Solution to Captivating Circles 2

Captivating Circle #2

We wanted to find the ways to complete the circle, and the maximum distance along connections for 2 points. There are only 2 ways to fill the circle. If we notate them by the number of nodes travelled clockwise with each line, they are 3-3-3-3-3-3-3, and 3-3-3-2-4-4-2. The maximum distance for 2 points would be 2 points 3 circle segments apart. Of course, these would not be connected but would have to have 2 points connected within the 3 segments between them. The length of this is sin(360/7)/2 for the line and π/7 for the arc. This makes our answers 2 and ≈0.9078.

Captivating Circles 2

Today, we have a new captivating circle, and it is the first challenge to require the use of combinatorics. It also requires some trig and pathmaking.

Captivating Circle #2

Our second captivating circle is a circle with 7 points on its circumference. The points are equally spaced. Each point connects to 2 others through the circle and 2 others through a straight line. No points can connect to another through both a line and arc. The circle has circumference π. How many possible different sets of connections can be made? And of these, what is the highest possible distance that must be traversed to get between 2 points?
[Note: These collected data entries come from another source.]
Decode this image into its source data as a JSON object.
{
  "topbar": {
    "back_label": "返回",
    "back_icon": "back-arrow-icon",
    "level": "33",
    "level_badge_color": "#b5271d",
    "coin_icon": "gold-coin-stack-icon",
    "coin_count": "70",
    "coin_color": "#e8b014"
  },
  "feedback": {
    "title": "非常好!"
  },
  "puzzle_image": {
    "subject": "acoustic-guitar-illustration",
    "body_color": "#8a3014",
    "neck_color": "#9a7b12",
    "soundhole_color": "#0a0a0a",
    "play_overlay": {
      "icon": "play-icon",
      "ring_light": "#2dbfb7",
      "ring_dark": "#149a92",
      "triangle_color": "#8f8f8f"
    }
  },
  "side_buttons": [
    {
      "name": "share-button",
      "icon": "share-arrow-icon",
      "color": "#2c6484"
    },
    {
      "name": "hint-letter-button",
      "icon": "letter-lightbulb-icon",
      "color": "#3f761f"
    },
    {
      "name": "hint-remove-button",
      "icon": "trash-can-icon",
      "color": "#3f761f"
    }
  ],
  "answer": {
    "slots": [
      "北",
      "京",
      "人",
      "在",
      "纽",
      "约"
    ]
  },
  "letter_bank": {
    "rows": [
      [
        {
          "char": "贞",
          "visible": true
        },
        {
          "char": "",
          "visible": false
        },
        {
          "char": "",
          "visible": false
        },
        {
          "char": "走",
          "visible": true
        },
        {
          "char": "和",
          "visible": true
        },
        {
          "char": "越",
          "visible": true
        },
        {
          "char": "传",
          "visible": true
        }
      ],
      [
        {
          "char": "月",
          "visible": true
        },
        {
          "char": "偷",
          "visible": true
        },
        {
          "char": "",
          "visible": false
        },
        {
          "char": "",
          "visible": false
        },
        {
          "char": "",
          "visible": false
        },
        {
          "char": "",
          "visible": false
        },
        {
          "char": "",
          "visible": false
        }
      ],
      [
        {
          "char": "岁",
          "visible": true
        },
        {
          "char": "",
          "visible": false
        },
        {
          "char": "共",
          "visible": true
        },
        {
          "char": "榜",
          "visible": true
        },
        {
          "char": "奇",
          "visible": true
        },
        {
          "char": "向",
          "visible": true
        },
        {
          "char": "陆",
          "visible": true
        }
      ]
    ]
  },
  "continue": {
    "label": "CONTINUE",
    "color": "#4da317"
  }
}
Solution to Captivating Circles 1

Captivating Circle #1

In this challenge, we wanted to find the area of the shaded region. First, we must note that the white triangle is a right triangle. the side that is 1.01dm is a diameter of the large black circle. With that information, we can find that the area of the big circle is 2550.25πmm2, and the area of the triangle is 990mm2. We also know that the semiperimeter of the triangle is 110mm. We can use the formula A=rs to find the radius of the small circle to be 9 mm. We then find it’s area to be 81πmm2. Putting this all together we get an anser of 2631.25πmm2 – 495mm2.